Le gouvernement du Yukon a annoncé vouloir prendre des mesures pour endiguer les abus commis par les campeurs discourtois. De nouvelles régulations devraient ainsi entrer en vigueur afin de décourager les Yukonnais de revendiquer un emplacement de camping sans y être effectivement présents. Une tendance à la hausse, selon les répondants d’un sondage publié par Environnement Yukon, qui jugent scandaleux que des vacanciers puissent en toute impunité « sécuriser » un emplacement un mardi en vue d’en profiter en fin de semaine.
Bien que les abus ne se bornent généralement qu’aux campings les plus proches de Whitehorse, comme ceux de Wolf Creek ou des lacs Fox, Laberge et Kusawa, on ne pourra que saluer la fermeté de la position du ministère de l’Environnement à cet égard. Il sera cependant intéressant de connaître en détail le plan prévu pour joindre la parole aux actes.
La chasse aux campeurs indélicats ne semble pas être une mince affaire ou un travail de tout repos. À moins d’une indécente délation de voisinage ou d’une surveillance orwellienne doublée de caméras forestières, les intéressés pourront toujours se réfugier derrière leur mauvaise foi pour se justifier auprès des autorités d’une hypothétique présence sur le campement à un moment donné de la journée.
La solution à laquelle tout le monde pense pourrait être de renforcer les patrouilles et les effectifs des agents d’Environnement Yukon. Mais alors à quel point le gouvernement voudra-t-il bien investir pour circonscrire ces comportements certes sans élégance, mais bel et bien marginaux?
Cela dit, l’enjeu n’en est pas moins crucial pour la réputation touristique du territoire. Le phénomène grandit bien sûr en même temps que la population yukonnaise, mais aussi à un moment où le territoire ne cesse de gagner en popularité dans les circuits des marchands de voyage. Environnement Yukon ne peut donc pas prendre le risque de décevoir le chaland qu’il attire en le confrontant dès son arrivée à une nouvelle forme de pénurie de logements. Cela n’engendrerait que frustration et n’ajouterait par ailleurs qu’à la mauvaise réputation du territoire en la matière.
Ce nouvel individualisme ne serait-il que la rançon du succès? Le Yukon, que l’histoire et la littérature tendent à nous vendre comme une contrée solidaire et valeureuse, aurait-il finalement à son tour cédé aux égocentrismes des grandes villes, où le chacun pour soi n’est désormais plus qu’une qualité gage de débrouillardise?

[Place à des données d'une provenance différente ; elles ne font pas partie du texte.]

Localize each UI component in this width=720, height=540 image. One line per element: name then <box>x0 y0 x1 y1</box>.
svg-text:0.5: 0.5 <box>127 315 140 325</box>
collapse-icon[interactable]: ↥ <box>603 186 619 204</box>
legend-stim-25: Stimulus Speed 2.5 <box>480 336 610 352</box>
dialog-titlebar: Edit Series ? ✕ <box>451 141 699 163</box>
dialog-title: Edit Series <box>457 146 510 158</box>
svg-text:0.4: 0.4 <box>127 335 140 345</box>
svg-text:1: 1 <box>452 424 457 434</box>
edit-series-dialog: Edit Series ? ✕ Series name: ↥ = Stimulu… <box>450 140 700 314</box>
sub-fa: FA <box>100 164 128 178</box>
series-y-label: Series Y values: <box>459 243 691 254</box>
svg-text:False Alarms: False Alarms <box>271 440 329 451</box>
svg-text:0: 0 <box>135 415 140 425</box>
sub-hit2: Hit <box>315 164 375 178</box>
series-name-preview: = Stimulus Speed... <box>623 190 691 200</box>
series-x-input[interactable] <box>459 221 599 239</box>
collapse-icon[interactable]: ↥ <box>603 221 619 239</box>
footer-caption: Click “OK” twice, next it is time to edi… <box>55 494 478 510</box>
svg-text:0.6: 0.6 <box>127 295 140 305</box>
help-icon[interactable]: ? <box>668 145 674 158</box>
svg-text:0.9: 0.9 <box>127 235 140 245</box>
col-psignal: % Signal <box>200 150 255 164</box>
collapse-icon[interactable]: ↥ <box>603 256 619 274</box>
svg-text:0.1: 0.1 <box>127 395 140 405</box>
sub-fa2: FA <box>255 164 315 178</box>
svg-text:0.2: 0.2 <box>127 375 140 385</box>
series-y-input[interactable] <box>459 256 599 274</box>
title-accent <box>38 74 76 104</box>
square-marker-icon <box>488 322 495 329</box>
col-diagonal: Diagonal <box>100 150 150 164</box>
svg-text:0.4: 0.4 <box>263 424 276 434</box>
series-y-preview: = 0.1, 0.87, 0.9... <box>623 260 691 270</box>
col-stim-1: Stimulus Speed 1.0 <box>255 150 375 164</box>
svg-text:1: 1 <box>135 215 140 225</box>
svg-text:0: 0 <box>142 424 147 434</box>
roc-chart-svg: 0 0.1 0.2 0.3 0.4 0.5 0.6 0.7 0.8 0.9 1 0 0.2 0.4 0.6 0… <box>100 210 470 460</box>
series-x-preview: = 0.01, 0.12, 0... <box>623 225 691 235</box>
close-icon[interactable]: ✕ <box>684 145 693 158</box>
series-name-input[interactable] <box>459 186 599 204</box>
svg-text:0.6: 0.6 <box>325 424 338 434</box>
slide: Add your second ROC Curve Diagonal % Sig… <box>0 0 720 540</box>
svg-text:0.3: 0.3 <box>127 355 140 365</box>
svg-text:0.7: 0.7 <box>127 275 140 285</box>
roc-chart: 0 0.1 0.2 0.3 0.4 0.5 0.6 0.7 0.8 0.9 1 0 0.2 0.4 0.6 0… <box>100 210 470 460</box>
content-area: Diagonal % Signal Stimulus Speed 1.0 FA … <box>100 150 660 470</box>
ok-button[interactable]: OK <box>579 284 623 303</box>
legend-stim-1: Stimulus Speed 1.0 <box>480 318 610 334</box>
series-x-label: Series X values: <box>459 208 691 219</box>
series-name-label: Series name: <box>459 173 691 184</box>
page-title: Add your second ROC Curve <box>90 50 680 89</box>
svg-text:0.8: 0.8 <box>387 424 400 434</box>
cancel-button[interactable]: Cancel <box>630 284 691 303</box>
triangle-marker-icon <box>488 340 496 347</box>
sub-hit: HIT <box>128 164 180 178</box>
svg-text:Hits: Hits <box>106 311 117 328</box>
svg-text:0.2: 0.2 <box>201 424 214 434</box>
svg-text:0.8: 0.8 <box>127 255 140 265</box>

Cette montée yukonnaise de je-m’en-foutisme se décline aujourd’hui en différents abus environnementaux tout aussi répréhensibles les uns que les autres. Qu’il s’agisse de revendiquer un fief sur un emplacement de camping, de voler du bois, de souiller la nature d’encombrants et de déchets miniers ou de braconner un grand mammifère, on assiste désormais à une multiplication des incivilités. Certains diront qu’il en a toujours été ainsi ; que les déchets de la ruée vers l’or sont même passés à la postérité sous le nom d’artefacts. Parmi ceux qui tiennent ces discours se trouvent les délinquants.